After his career Kerkum entered the Feyenoord staff and board before he became the first and to present only former Feyenoord player to be chairman of the club in 1982. He stayed at the club until 1989, when Feyenoord suffered with financial problems and was succeeded by Jorien van den Herik. In 1984 Feyenoord won the double, winning both the Eredivisie and the KNVB Cup.

In the time that Van den Herik was Feyenoord's chairman (1989–2006) Kerkum was no longer part of the team, but always stayed in contact with those who were. After the growing pressure on Van den Herik in the media and by the fans in 2006 due to financial trouble and underachievements Feyenoord decided that the club's future had to be re-evaluated. This was done by a newly formed commission called the Commissie Kerkum, led by Gerard Kerkum.

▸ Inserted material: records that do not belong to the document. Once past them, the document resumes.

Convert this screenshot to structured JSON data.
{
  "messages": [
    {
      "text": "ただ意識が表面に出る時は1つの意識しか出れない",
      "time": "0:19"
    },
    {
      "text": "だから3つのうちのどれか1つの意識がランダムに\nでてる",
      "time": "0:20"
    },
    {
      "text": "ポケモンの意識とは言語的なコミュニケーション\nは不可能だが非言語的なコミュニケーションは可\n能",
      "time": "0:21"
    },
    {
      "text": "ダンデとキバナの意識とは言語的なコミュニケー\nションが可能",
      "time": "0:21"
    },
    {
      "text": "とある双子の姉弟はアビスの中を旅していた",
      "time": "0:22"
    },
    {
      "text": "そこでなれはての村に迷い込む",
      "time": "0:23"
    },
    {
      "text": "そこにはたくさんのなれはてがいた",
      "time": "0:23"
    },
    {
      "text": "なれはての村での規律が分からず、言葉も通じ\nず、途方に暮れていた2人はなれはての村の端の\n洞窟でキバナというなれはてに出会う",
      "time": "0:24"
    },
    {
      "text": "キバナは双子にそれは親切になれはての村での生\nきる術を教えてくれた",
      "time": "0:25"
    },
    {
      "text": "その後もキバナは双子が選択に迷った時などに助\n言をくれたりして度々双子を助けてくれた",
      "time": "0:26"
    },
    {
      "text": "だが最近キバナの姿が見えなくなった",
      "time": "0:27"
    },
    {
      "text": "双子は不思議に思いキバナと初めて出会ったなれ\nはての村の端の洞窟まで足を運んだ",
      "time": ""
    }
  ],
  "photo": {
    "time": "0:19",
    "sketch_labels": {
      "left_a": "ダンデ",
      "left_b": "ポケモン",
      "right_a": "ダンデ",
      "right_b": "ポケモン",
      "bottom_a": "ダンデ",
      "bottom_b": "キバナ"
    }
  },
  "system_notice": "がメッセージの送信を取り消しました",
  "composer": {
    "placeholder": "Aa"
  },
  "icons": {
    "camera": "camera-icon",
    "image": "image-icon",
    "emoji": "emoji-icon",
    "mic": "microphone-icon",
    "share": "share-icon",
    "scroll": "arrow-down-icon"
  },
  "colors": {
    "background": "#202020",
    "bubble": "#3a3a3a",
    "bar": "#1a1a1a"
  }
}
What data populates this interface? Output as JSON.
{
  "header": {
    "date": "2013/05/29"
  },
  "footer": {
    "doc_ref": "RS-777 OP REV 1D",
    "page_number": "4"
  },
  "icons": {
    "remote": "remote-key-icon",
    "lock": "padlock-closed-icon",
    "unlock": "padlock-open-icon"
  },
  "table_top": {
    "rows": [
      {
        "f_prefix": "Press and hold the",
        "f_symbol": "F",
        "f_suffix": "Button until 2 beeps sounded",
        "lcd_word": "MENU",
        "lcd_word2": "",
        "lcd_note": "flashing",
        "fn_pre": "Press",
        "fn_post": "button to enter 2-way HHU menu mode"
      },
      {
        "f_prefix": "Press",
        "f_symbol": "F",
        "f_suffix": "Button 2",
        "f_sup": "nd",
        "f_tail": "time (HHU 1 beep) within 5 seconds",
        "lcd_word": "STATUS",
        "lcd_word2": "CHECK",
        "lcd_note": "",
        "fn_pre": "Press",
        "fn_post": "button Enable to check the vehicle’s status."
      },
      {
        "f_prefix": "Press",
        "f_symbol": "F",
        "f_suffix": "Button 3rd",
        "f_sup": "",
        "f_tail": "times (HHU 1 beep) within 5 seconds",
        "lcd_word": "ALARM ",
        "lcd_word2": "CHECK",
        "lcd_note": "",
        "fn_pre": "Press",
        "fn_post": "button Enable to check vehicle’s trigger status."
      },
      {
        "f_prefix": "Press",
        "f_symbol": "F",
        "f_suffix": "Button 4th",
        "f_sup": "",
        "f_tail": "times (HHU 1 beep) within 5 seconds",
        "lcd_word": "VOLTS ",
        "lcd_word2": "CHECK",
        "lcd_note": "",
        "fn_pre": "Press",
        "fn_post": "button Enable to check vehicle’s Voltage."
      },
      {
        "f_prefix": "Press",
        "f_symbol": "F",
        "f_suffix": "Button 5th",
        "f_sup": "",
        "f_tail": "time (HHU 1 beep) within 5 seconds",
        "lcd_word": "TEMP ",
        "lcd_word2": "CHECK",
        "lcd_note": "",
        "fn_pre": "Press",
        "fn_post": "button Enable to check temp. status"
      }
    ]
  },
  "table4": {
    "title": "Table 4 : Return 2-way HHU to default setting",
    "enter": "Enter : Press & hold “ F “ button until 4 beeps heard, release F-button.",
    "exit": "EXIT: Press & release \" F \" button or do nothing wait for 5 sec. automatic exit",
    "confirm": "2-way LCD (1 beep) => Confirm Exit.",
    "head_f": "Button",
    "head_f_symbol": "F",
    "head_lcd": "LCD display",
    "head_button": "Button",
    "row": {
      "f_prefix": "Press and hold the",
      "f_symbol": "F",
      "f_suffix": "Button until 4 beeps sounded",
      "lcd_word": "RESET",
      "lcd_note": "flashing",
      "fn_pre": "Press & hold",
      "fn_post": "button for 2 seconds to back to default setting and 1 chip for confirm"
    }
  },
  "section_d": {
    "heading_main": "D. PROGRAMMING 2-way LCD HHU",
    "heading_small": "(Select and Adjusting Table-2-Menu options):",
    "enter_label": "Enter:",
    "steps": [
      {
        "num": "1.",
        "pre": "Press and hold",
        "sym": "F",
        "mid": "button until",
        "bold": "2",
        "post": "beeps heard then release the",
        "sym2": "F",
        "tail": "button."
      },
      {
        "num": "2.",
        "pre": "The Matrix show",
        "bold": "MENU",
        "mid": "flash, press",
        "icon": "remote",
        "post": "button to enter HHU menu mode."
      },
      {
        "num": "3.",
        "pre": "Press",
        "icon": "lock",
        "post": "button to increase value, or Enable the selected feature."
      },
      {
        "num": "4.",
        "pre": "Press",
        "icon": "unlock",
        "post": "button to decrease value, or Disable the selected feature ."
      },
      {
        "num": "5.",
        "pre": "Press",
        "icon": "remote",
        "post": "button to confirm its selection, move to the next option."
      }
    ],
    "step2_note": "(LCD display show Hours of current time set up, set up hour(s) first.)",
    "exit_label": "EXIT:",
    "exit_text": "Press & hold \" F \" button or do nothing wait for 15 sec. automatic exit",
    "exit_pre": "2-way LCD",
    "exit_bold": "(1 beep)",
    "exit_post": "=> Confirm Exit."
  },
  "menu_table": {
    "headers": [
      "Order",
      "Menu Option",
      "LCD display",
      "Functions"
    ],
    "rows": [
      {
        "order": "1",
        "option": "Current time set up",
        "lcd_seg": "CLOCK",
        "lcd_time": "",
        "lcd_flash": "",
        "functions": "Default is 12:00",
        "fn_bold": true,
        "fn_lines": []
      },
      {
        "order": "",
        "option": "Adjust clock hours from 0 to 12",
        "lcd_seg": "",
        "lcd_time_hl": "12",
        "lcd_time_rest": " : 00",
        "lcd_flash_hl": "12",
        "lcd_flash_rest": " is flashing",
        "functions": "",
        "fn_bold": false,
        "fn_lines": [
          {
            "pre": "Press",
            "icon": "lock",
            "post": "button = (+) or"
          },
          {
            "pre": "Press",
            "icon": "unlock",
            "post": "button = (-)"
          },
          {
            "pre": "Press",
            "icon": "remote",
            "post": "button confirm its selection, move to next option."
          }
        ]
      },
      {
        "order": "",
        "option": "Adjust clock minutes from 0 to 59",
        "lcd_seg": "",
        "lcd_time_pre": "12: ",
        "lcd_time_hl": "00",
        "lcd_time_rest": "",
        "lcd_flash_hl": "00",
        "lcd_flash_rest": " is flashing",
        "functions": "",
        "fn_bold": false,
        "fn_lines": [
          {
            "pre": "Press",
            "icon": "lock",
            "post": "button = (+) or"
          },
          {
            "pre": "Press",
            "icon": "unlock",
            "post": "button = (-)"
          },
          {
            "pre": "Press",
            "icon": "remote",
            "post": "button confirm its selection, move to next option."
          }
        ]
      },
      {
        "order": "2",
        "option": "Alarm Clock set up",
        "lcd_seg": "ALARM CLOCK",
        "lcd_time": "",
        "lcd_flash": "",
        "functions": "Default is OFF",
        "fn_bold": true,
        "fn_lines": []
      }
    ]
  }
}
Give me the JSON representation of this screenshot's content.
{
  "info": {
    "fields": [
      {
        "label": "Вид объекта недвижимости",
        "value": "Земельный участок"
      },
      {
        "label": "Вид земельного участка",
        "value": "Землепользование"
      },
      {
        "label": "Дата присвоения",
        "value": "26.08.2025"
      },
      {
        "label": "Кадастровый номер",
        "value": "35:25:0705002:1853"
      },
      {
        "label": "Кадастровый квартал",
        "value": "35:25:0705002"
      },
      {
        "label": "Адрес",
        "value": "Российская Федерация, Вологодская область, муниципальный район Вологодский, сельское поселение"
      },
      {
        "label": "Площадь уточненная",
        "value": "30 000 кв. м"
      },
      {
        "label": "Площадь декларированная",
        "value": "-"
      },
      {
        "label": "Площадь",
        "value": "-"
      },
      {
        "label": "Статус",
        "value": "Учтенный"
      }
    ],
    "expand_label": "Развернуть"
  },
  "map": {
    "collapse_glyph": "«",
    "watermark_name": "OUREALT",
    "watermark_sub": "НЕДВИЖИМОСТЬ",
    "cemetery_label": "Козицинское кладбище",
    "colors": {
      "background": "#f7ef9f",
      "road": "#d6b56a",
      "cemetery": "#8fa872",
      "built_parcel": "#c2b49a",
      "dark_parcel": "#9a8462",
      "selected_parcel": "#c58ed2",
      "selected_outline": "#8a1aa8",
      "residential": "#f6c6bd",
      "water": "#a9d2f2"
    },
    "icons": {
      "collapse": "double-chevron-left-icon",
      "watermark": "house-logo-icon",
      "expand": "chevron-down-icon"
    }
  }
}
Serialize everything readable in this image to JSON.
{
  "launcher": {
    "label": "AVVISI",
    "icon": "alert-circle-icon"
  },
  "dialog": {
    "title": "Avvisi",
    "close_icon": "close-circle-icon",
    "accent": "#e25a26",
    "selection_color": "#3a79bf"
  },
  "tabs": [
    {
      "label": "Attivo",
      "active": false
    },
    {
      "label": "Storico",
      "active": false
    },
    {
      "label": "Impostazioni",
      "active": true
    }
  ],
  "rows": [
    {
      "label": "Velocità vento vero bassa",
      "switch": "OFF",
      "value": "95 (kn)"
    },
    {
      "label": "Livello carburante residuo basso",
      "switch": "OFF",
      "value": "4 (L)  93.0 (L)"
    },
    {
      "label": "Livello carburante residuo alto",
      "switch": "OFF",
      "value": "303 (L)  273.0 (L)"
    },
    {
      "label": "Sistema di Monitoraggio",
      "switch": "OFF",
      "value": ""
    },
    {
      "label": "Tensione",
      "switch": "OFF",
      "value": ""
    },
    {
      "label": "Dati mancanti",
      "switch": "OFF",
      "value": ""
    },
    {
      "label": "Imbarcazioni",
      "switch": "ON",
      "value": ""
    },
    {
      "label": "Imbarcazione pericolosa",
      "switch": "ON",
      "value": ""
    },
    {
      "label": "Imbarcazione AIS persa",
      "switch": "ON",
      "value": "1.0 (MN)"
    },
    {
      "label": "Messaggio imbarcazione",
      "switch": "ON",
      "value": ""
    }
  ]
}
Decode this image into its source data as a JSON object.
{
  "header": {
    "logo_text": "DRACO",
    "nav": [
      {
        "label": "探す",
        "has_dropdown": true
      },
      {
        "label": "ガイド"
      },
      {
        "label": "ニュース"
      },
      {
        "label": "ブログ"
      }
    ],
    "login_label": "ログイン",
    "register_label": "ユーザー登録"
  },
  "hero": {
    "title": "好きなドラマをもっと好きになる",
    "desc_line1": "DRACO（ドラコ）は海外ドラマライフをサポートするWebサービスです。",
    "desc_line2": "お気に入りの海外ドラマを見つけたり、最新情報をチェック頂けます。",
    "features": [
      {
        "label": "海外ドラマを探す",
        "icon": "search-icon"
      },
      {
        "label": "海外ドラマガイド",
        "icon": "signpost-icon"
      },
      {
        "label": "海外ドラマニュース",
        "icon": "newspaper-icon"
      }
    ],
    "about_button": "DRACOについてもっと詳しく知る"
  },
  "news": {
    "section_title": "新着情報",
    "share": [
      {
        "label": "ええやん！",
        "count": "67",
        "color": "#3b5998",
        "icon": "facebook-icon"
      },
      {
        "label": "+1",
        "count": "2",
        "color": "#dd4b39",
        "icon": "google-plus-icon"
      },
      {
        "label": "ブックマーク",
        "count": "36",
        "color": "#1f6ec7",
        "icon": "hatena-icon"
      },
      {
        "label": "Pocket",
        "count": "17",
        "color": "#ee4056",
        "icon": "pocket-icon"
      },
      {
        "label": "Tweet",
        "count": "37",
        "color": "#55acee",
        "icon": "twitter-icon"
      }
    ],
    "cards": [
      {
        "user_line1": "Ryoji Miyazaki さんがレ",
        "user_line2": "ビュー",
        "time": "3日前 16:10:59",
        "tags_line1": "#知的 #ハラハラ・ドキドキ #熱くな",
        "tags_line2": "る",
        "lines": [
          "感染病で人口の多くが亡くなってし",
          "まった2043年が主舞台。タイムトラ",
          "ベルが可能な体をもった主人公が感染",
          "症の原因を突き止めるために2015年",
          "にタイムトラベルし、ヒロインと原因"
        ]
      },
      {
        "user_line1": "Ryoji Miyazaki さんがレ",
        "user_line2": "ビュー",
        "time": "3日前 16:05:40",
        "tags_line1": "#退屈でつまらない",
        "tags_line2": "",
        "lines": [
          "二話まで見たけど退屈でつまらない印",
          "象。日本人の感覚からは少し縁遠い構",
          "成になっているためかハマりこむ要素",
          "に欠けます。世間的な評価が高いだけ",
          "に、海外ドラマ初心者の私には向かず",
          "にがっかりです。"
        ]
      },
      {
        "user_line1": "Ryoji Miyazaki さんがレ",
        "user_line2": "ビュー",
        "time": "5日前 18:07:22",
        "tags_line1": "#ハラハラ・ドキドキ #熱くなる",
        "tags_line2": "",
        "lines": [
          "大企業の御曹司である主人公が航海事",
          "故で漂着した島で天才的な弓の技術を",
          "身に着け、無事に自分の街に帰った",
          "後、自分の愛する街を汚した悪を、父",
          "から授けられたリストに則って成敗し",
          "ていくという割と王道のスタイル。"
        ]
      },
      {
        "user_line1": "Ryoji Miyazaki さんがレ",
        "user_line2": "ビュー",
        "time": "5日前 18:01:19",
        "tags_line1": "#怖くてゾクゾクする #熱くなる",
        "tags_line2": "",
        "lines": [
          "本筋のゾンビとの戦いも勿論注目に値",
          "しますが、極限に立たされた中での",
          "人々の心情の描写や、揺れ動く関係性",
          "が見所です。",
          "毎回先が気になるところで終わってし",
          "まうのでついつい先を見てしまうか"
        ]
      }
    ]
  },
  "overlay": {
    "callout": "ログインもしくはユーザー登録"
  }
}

The Commissie Kerkum had several meetings and finally came to the conclusion things at the club had to change. One of the results was that Van den Herik had to leave the club in December 2006. As Feyenoord was unable to find a new chairman right away Van den Herik was temporary replaced by Kerkum himself, until the end of the 2006–07 season. From then on Dick van Well took over as the new chairman at the club.